Alternative Medications

  • Micronised progesterone (Prometrium®): A bio‑identical progesterone derived from plant sources, available as an oral capsule. It has a better safety profile regarding breast cancer and thromboembolic risk compared with synthetic progestins, but may cause more sedation and dizziness. It is used for menstrual regulation and as part of HRT for endometrial protection.
  • Norethindrone acetate (Aygestin®): Another synthetic progestin used for similar indications: amenorrhoea, abnormal uterine bleeding, endometriosis, and endometrial protection. Norethindrone is also a component of many combined oral contraceptives.
  • Levonorgestrel‑releasing intrauterine system (Mirena®, Kyleena®): Provides long‑acting local progestin delivery directly to the endometrium, used for heavy menstrual bleeding and endometrial protection during HRT. It largely avoids systemic progestin side effects.
  • Combined oral contraceptives: For menstrual regulation in premenopausal women, combined estrogen‑progestin contraceptives are often used to establish regular withdrawal bleeding.
  • Non‑hormonal alternatives: For heavy menstrual bleeding, non‑steroidal anti‑inflammatory drugs (e.g., ibuprofen, naproxen) and tranexamic acid (Cyklokapron®) can be used. For endometrial protection in postmenopausal women, raloxifene (Evista®) is a SERM that protects bone and reduces breast cancer risk without stimulating the endometrium, but it is not indicated for women with a uterus and significant vasomotor symptoms.

Clinical Efficacy

Medroxyprogesterone acetate has been used clinically for decades for the management of various menstrual disorders and for endometrial protection.

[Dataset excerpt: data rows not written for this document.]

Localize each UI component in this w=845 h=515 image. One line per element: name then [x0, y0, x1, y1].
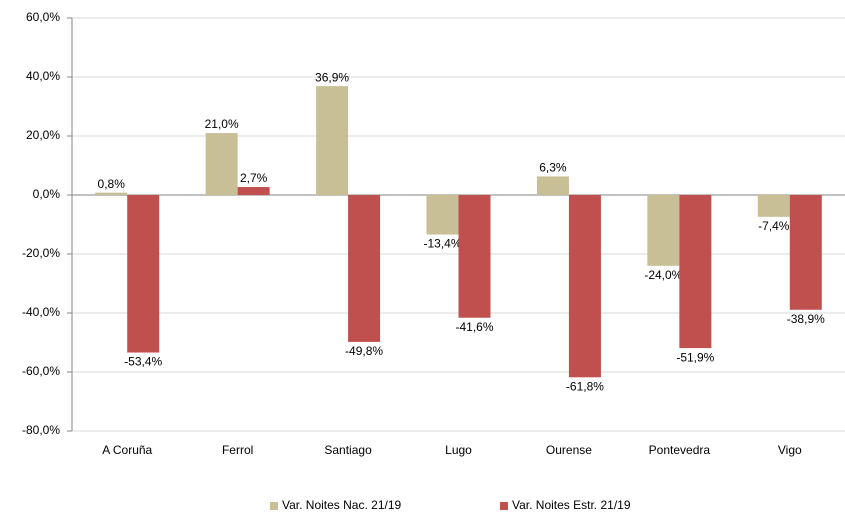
y-tick-label: 40,0%	[26, 69, 60, 83]
bar	[316, 86, 349, 195]
data-label: -53,4%	[124, 355, 162, 369]
data-label: -38,9%	[787, 312, 825, 326]
x-tick-label: Santiago	[324, 443, 372, 457]
data-label: 21,0%	[205, 117, 239, 131]
x-tick-label: Pontevedra	[649, 443, 711, 457]
x-tick-label: Vigo	[778, 443, 802, 457]
y-tick-label: -80,0%	[22, 423, 60, 437]
bar	[237, 187, 270, 195]
bar	[127, 195, 160, 353]
legend-label: Var. Noites Nac. 21/19	[282, 498, 402, 512]
legend-swatch	[500, 502, 508, 510]
data-label: -7,4%	[758, 219, 790, 233]
bar	[757, 195, 790, 217]
data-label: -13,4%	[423, 237, 461, 251]
data-label: 6,3%	[539, 161, 567, 175]
bar	[536, 176, 569, 195]
bar	[458, 195, 491, 318]
data-label: -24,0%	[644, 268, 682, 282]
x-tick-label: A Coruña	[102, 443, 152, 457]
data-label: -61,8%	[566, 379, 604, 393]
bar	[348, 195, 381, 342]
data-label: 0,8%	[98, 177, 126, 191]
bar	[205, 133, 238, 195]
data-label: 2,7%	[240, 171, 268, 185]
bar	[647, 195, 680, 266]
legend-swatch	[270, 502, 278, 510]
data-label: 36,9%	[315, 70, 349, 84]
y-tick-label: 0,0%	[33, 187, 61, 201]
x-tick-label: Lugo	[445, 443, 472, 457]
bar	[426, 195, 459, 235]
data-label: -41,6%	[455, 320, 493, 334]
y-tick-label: 20,0%	[26, 128, 60, 142]
bar	[568, 195, 601, 378]
x-tick-label: Ferrol	[222, 443, 253, 457]
bar	[95, 192, 128, 195]
y-tick-label: -60,0%	[22, 364, 60, 378]
legend-label: Var. Noites Estr. 21/19	[512, 498, 631, 512]
y-tick-label: -40,0%	[22, 305, 60, 319]
data-label: -49,8%	[345, 344, 383, 358]
y-tick-label: 60,0%	[26, 10, 60, 24]
x-tick-label: Ourense	[546, 443, 592, 457]
y-tick-label: -20,0%	[22, 246, 60, 260]
bar	[789, 195, 822, 310]
bar	[679, 195, 712, 349]
data-label: -51,9%	[676, 350, 714, 364]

In secondary amenorrhoea, a 5‑ to 10‑day course of MPA 5 mg or 10 mg induces withdrawal bleeding in over 90% of women with adequate endogenous estrogen, confirming a functional hypothalamic‑pituitary‑ovarian axis. For abnormal uterine bleeding, cyclic progestin therapy reduces bleeding episodes and restores menstrual regularity in the majority of patients without organic uterine pathology. In combined HRT, the addition of MPA 5 mg or 10 mg for 12–14 days per cycle reduces the risk of estrogen‑induced endometrial hyperplasia from approximately 30% to less than 1%, comparable to the effect of natural progesterone. The Postmenopausal Estrogen/Progestin Interventions (PEPI) trial and the Women’s Health Initiative (WHI) confirmed the endometrial safety of combined estrogen‑progestin therapy, and also identified the increased risks of breast cancer and thromboembolic events with long‑term combined HRT. The 5 mg dose is generally sufficient for endometrial protection; the 10 mg dose may be used when breakthrough bleeding occurs on the lower dose. Medroxyprogesterone is included on the World Health Organization Model List of Essential Medicines for its role in reproductive health.

Important:

Provera (medroxyprogesterone acetate) is a prescription medication that should be used only under the supervision of a qualified healthcare professional. It is not to be used during pregnancy or as a primary contraceptive (in oral form). When used as part of hormone replacement therapy in postmenopausal women, it is associated with an increased risk of breast cancer, stroke, and venous thromboembolism (blood clots). The lowest effective dose should be used for the shortest possible duration. Seek immediate medical attention if you develop symptoms of a blood clot (leg pain/swelling, sudden chest pain, difficulty breathing), stroke (sudden severe headache, confusion, weakness), or liver problems (jaundice, dark urine, abdominal pain). Report any unexplained vaginal bleeding, new breast lumps, or severe depression promptly. This information is not a substitute for professional medical advice, diagnosis, or treatment.